Два человека вели разговор на разные темы без утайки, хотя ребенок, о котором шла речь, находился совсем рядом.
Это ведь тоже часть учебной программы?
Мне неважно, хвалят меня или ругают. Главное, чтобы я продолжал учиться дальше.
— Боюсь только, усвоить эмоции в среде вроде Белой комнаты не представляется возможным.
— Соглашусь. Хотя при необходимости он прибегал к умелому вранью. Можно сказать, он учится навыку приспосабливаемости.
— В этом и загвоздка. В Белой комнате ему уже поздно учиться эмоциям. Единственное решение, это только кардинально поменять среду обучения.
— …Вот насчет этого не знаю.
— Не знаешь?
— Через наше обучение прошло уже много детей, с первого поколения по тринадцатое — последнее на данный момент. Сложность у всех разная, но один лишь Аянокоджи Киётака отличается от остальных учеников. И я вовсе не превозношу его из-за того, что он ваш сын, сенсей, просто таков факт — он отклоняется от нормы.

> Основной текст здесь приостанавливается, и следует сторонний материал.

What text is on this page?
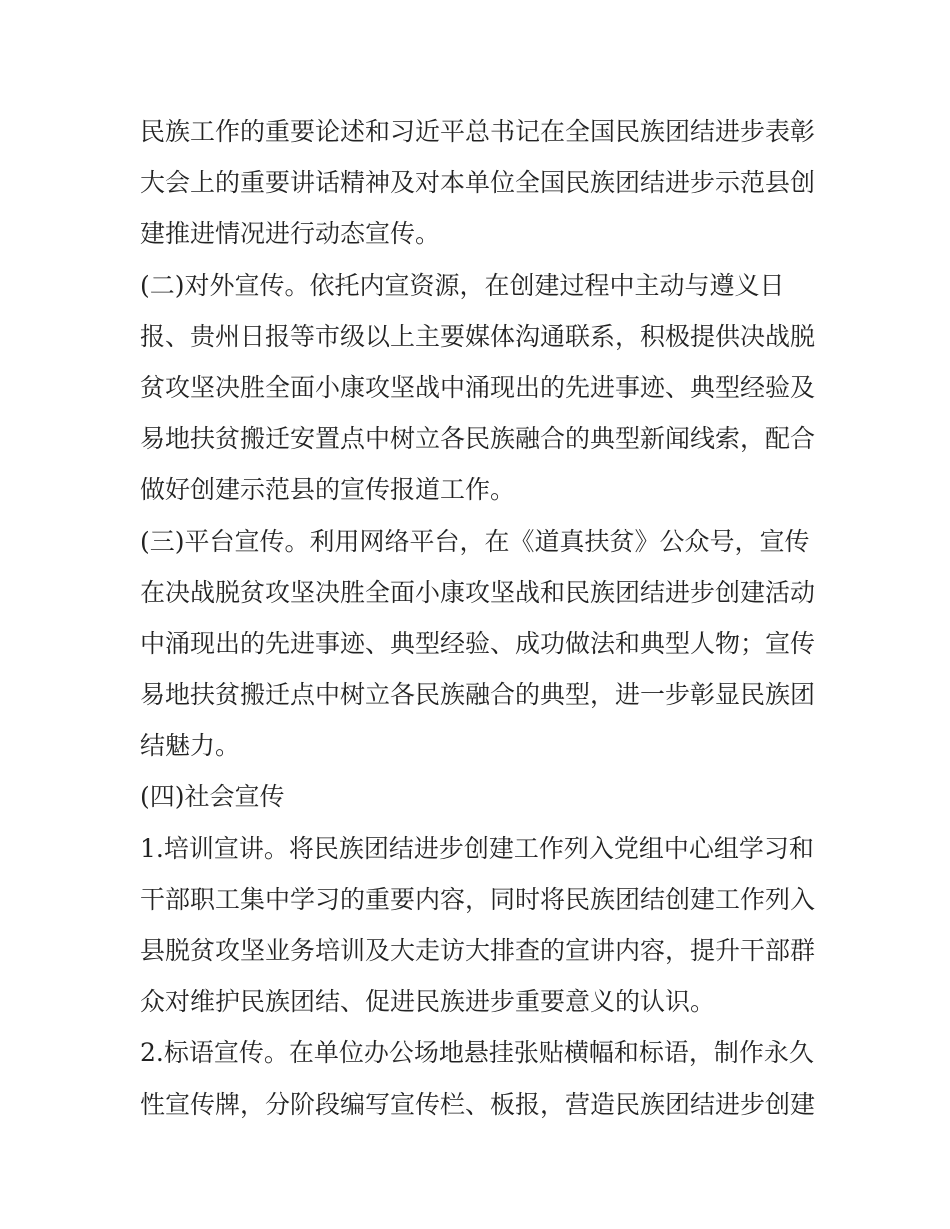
民族工作的重要论述和习近平总书记在全国民族团结进步表彰
大会上的重要讲话精神及对本单位全国民族团结进步示范县创
建推进情况进行动态宣传。
(二)对外宣传。依托内宣资源，在创建过程中主动与遵义日
报、贵州日报等市级以上主要媒体沟通联系，积极提供决战脱
贫攻坚决胜全面小康攻坚战中涌现出的先进事迹、典型经验及
易地扶贫搬迁安置点中树立各民族融合的典型新闻线索，配合
做好创建示范县的宣传报道工作。
(三)平台宣传。利用网络平台，在《道真扶贫》公众号，宣传
在决战脱贫攻坚决胜全面小康攻坚战和民族团结进步创建活动
中涌现出的先进事迹、典型经验、成功做法和典型人物；宣传
易地扶贫搬迁点中树立各民族融合的典型，进一步彰显民族团
结魅力。
(四)社会宣传
1.培训宣讲。将民族团结进步创建工作列入党组中心组学习和
干部职工集中学习的重要内容，同时将民族团结创建工作列入
县脱贫攻坚业务培训及大走访大排查的宣讲内容，提升干部群
众对维护民族团结、促进民族进步重要意义的认识。
2.标语宣传。在单位办公场地悬挂张贴横幅和标语，制作永久
性宣传牌，分阶段编写宣传栏、板报，营造民族团结进步创建
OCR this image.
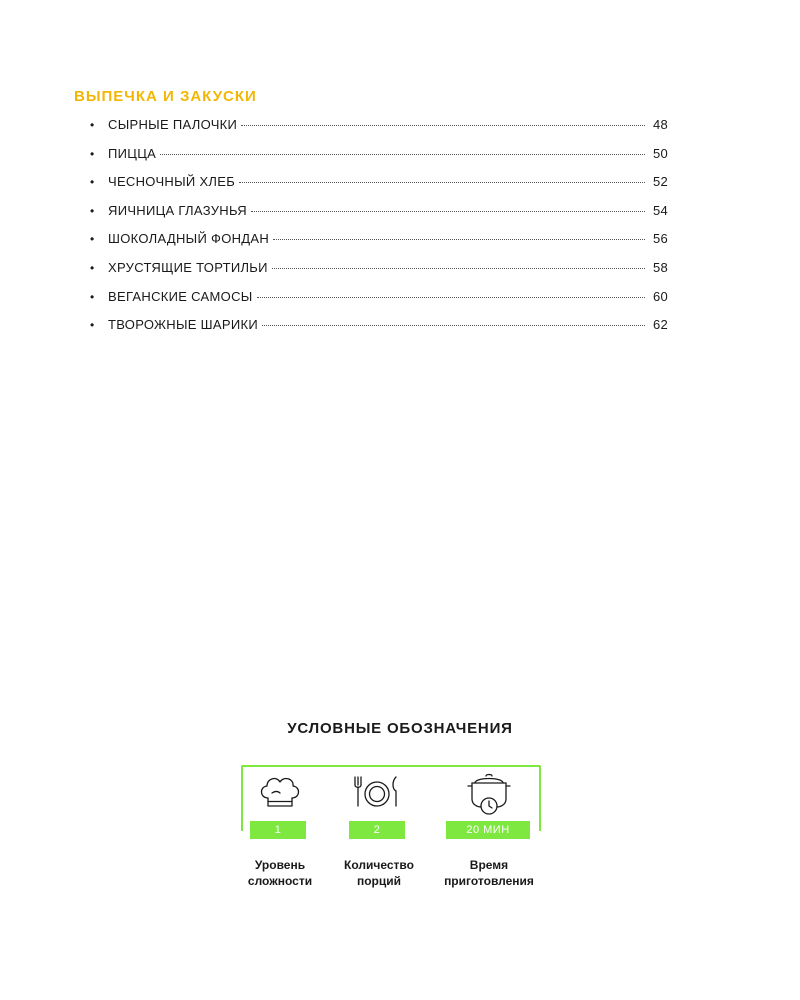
ВЫПЕЧКА И ЗАКУСКИ
•	СЫРНЫЕ ПАЛОЧКИ	48
•	ПИЦЦА	50
•	ЧЕСНОЧНЫЙ ХЛЕБ	52
•	ЯИЧНИЦА ГЛАЗУНЬЯ	54
•	ШОКОЛАДНЫЙ ФОНДАН	56
•	ХРУСТЯЩИЕ ТОРТИЛЬИ	58
•	ВЕГАНСКИЕ САМОСЫ	60
•	ТВОРОЖНЫЕ ШАРИКИ	62
УСЛОВНЫЕ ОБОЗНАЧЕНИЯ
1	2	20 МИН
Уровень
сложности
Количество
порций
Время
приготовления
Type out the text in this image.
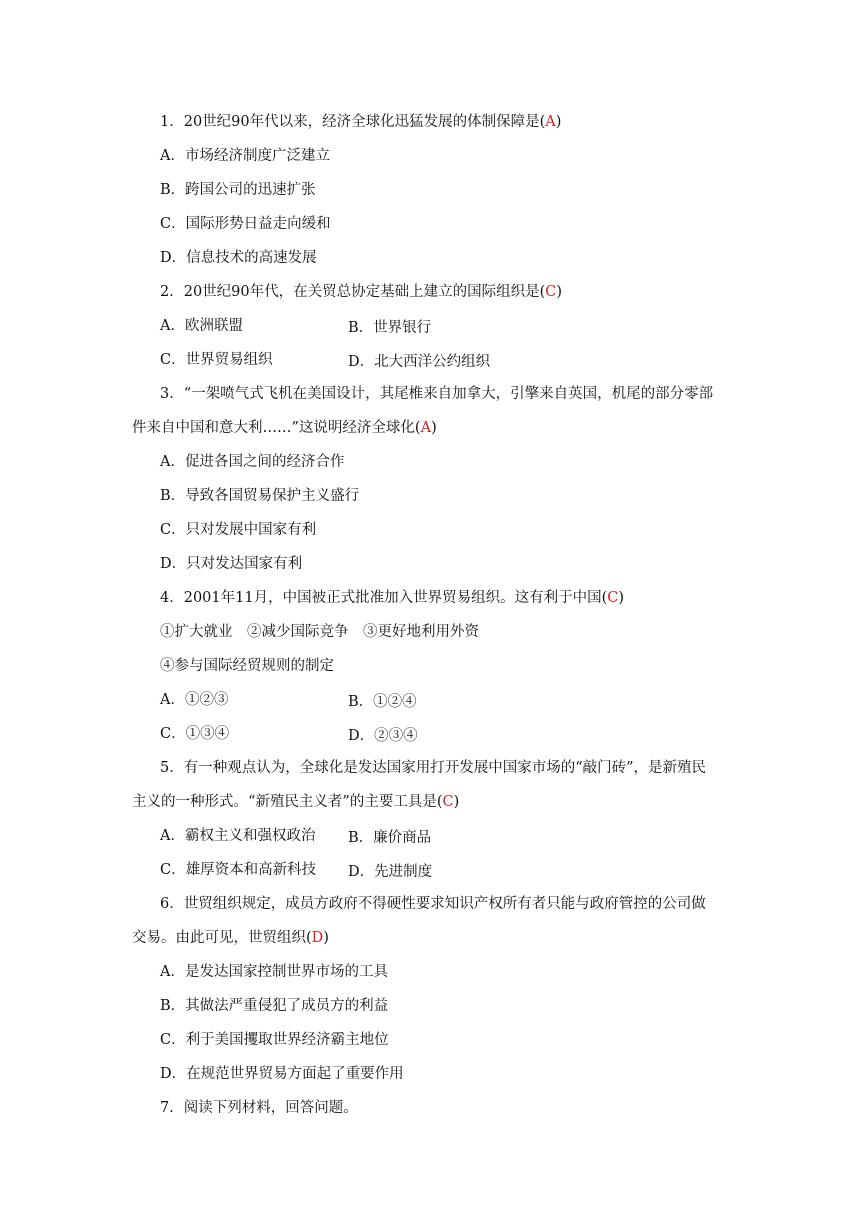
1．20世纪90年代以来，经济全球化迅猛发展的体制保障是(A)
A．市场经济制度广泛建立
B．跨国公司的迅速扩张
C．国际形势日益走向缓和
D．信息技术的高速发展
2．20世纪90年代，在关贸总协定基础上建立的国际组织是(C)
A．欧洲联盟	B．世界银行
C．世界贸易组织	D．北大西洋公约组织
3．“一架喷气式飞机在美国设计，其尾椎来自加拿大，引擎来自英国，机尾的部分零部
件来自中国和意大利……”这说明经济全球化(A)
A．促进各国之间的经济合作
B．导致各国贸易保护主义盛行
C．只对发展中国家有利
D．只对发达国家有利
4．2001年11月，中国被正式批准加入世界贸易组织。这有利于中国(C)
①扩大就业　②减少国际竞争　③更好地利用外资
④参与国际经贸规则的制定
A．①②③	B．①②④
C．①③④	D．②③④
5．有一种观点认为，全球化是发达国家用打开发展中国家市场的“敲门砖”，是新殖民
主义的一种形式。“新殖民主义者”的主要工具是(C)
A．霸权主义和强权政治 B．廉价商品
C．雄厚资本和高新科技 D．先进制度
6．世贸组织规定，成员方政府不得硬性要求知识产权所有者只能与政府管控的公司做
交易。由此可见，世贸组织(D)
A．是发达国家控制世界市场的工具
B．其做法严重侵犯了成员方的利益
C．利于美国攫取世界经济霸主地位
D．在规范世界贸易方面起了重要作用
7．阅读下列材料，回答问题。
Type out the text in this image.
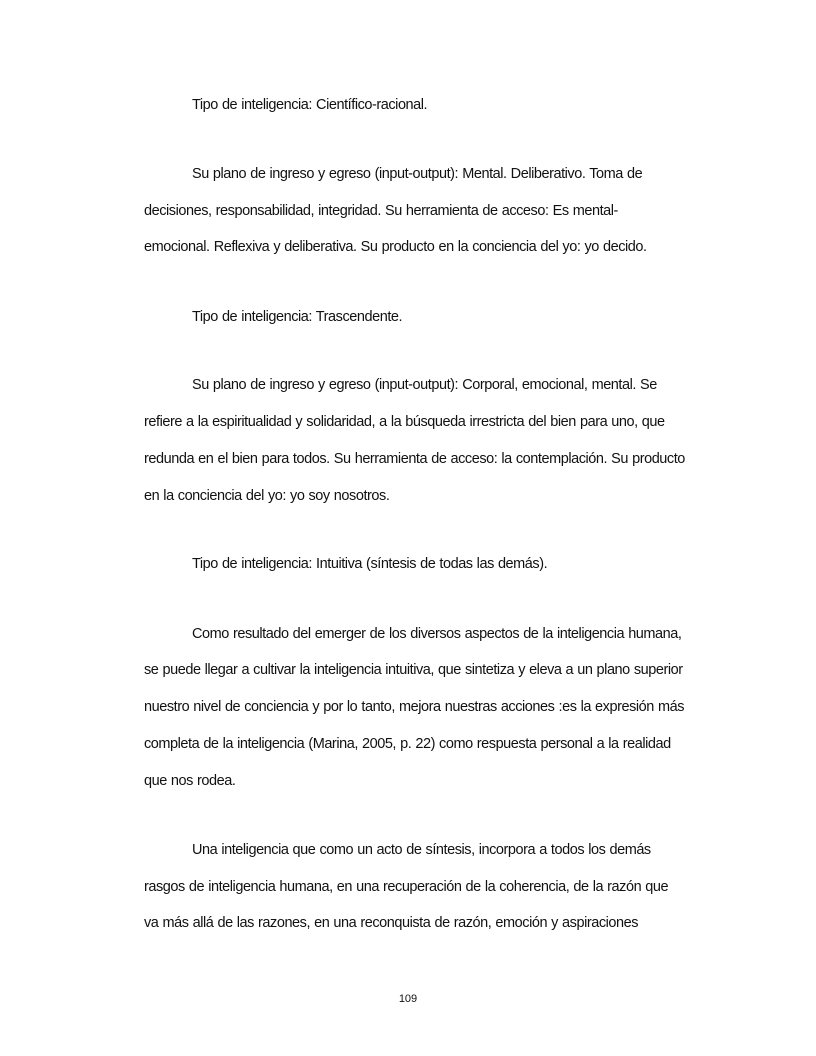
Tipo de inteligencia: Científico-racional.

Su plano de ingreso y egreso (input-output): Mental. Deliberativo. Toma de

decisiones, responsabilidad, integridad. Su herramienta de acceso: Es mental-

emocional. Reflexiva y deliberativa. Su producto en la conciencia del yo: yo decido.

Tipo de inteligencia: Trascendente.

Su plano de ingreso y egreso (input-output): Corporal, emocional, mental. Se

refiere a la espiritualidad y solidaridad, a la búsqueda irrestricta del bien para uno, que

redunda en el bien para todos. Su herramienta de acceso: la contemplación. Su producto

en la conciencia del yo: yo soy nosotros.

Tipo de inteligencia: Intuitiva (síntesis de todas las demás).

Como resultado del emerger de los diversos aspectos de la inteligencia humana,

se puede llegar a cultivar la inteligencia intuitiva, que sintetiza y eleva a un plano superior

nuestro nivel de conciencia y por lo tanto, mejora nuestras acciones :es la expresión más

completa de la inteligencia (Marina, 2005, p. 22) como respuesta personal a la realidad

que nos rodea.

Una inteligencia que como un acto de síntesis, incorpora a todos los demás

rasgos de inteligencia humana, en una recuperación de la coherencia, de la razón que

va más allá de las razones, en una reconquista de razón, emoción y aspiraciones

109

— Точнее и не скажешь. Сколь суровыми бы ни были условия, Киётака каждый раз проявляет свои способности к адаптации. У любого ребенка есть предел, но почему не у Киётаки, вот в чем вопрос. Чем больше он учится, тем больше узнает. Почему он впитывает абсолютно любое знание?
— Кто бы знал… Списать это на атавизм проще простого, но, как мне кажется, без подробнейшего изучения феномена Белая комната никогда не станет идеальной.
— Если получится обеспечить надежное воспроизведение людей, равных или превосходящих этого ребенка, мои идеалы будут воплощены. Проясните абсолютно каждую мелочь. Продолжайте, пока не поймете. За это я вам и плачу.
Я продолжу обучение. Что ждет меня там, в конце? Какие знания лежат там, за пределами? Это все, чего я хочу узнать.